Eigenlijk hangt in het hele oeuvre van Nescio een sfeer van vergeefsheid. Hij was een grensganger, in meerdere opzichten. Dat begint al met zijn persoonlijke leven. Als begin-twintiger, tussen 1901 en 1903, maakte Grönloh deel uit van de kolonie Tames in Huizen, een equivalent van de idealistische kolonie Walden van Frederik van Eeden. Doel van het project was grond op te kopen als een praktische daad van verzet tegen de ‘winzucht’ van de kapitalisten. Maar het echte vuur en de noodzakelijke gedrevenheid voor dit aardse ideaal hebben Grönloh nooit echt te pakken gekregen. Hij bezocht Tames alleen in de weekeinden, want doordeweeks was hij een ‘kantoormeneer’. En die zou hij de volgende vierenveertig jaar blijven, waarmee Grönloh zich, in ieder geval in uiterlijke zin, de tegenpool van de uitvreter Japi toonde. Hij maakte zelfs carrière: in 1926 werd hij directeur van de handelsfirma waarvoor hij werkte.

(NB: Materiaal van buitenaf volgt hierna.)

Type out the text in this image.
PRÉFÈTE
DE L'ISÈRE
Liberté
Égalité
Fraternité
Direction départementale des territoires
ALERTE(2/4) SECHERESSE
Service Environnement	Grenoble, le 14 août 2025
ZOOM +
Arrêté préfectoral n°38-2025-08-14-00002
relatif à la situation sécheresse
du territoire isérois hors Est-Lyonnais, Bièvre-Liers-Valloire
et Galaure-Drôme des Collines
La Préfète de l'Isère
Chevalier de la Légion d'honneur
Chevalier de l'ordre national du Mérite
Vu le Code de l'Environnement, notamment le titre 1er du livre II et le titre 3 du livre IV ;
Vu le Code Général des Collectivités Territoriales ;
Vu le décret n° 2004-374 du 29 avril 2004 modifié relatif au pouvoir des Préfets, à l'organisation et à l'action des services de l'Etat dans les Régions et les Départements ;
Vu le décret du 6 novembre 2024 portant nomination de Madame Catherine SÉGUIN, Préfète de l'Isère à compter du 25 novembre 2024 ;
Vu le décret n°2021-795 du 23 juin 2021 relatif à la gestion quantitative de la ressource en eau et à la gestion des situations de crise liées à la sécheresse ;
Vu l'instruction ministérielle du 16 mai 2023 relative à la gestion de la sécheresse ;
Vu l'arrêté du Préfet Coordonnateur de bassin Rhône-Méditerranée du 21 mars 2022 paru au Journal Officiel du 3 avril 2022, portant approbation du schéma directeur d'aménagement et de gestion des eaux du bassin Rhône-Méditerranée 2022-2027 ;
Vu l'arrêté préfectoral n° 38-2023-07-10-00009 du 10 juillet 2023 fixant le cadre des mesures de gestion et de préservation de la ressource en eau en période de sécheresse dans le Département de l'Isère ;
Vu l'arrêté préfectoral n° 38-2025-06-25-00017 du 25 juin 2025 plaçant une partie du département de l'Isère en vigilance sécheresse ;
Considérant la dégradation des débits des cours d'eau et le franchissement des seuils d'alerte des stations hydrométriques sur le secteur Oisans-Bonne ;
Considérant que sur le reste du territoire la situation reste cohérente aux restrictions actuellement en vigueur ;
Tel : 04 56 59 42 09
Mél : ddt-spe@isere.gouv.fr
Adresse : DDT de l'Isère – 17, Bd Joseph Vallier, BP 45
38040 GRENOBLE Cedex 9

Grönloh had zelfs kleinburgerlijke trekken. Toen hij in 1926 voor zijn werk een reis naar India maakte, vergeleek hij het landschap dat hij daar aantrof met de Graafschap. En opvallen wilde hij het liefst niet, zeker niet met zijn schrijverschap, dat hij jarenlang voor zijn collega’s verborgen wist te houden: ‘Want ik heb mijn hele leven lang op kantoor gezeten en als ze daar van zulke neigingen merken, denken ze alleen maar dat je niet deugt voor je werk’. Op oudere leeftijd kreeg hij iets mopperigs over zich en ontpopte zich als een cultuurpessimist. Hij kon zich brommend beklagen over de aanleg van nieuwe wegen en bruggen. Modernismen wimpelde hij instinctmatig af. Grönloh was een conservatief. Picasso vond hij een zwendelaar. Hij irriteerde zich aan een dranktentje op de Brink van Naarden ‘met witte stoelen en tafels buiten’ en over ‘stomme roeibootjes voor de zomergasten’. In 1951, files waren een zeldzaamheid, ergerde hij zich over het bermtoerisme en de mensen die langs de snelweg ‘in het gras zitten te eten en te drinken’ … nee, waarschijnlijk zou hij niets moeten hebben van deze brug. En dat die zijn naam draagt, ook dat zal hij waarschijnlijk niet gewild hebben. Want over wat hem innerlijk beroerde, liet hij zich zelden en met tegenzin uit. De spaarzame interviews die hij toestond zal menigeen met het zweet in de handen lezen. Je zal de interviewer maar zijn, die op de gestelde vragen alleen maar knorrige antwoorden krijgt van het kaliber ‘ja’ en ‘nee’ en soms alleen maar een groot zwijgen. Al die vragen, al dat geïnterpreteer, al die ideeën over dingen en mensen, wars was hij ervan.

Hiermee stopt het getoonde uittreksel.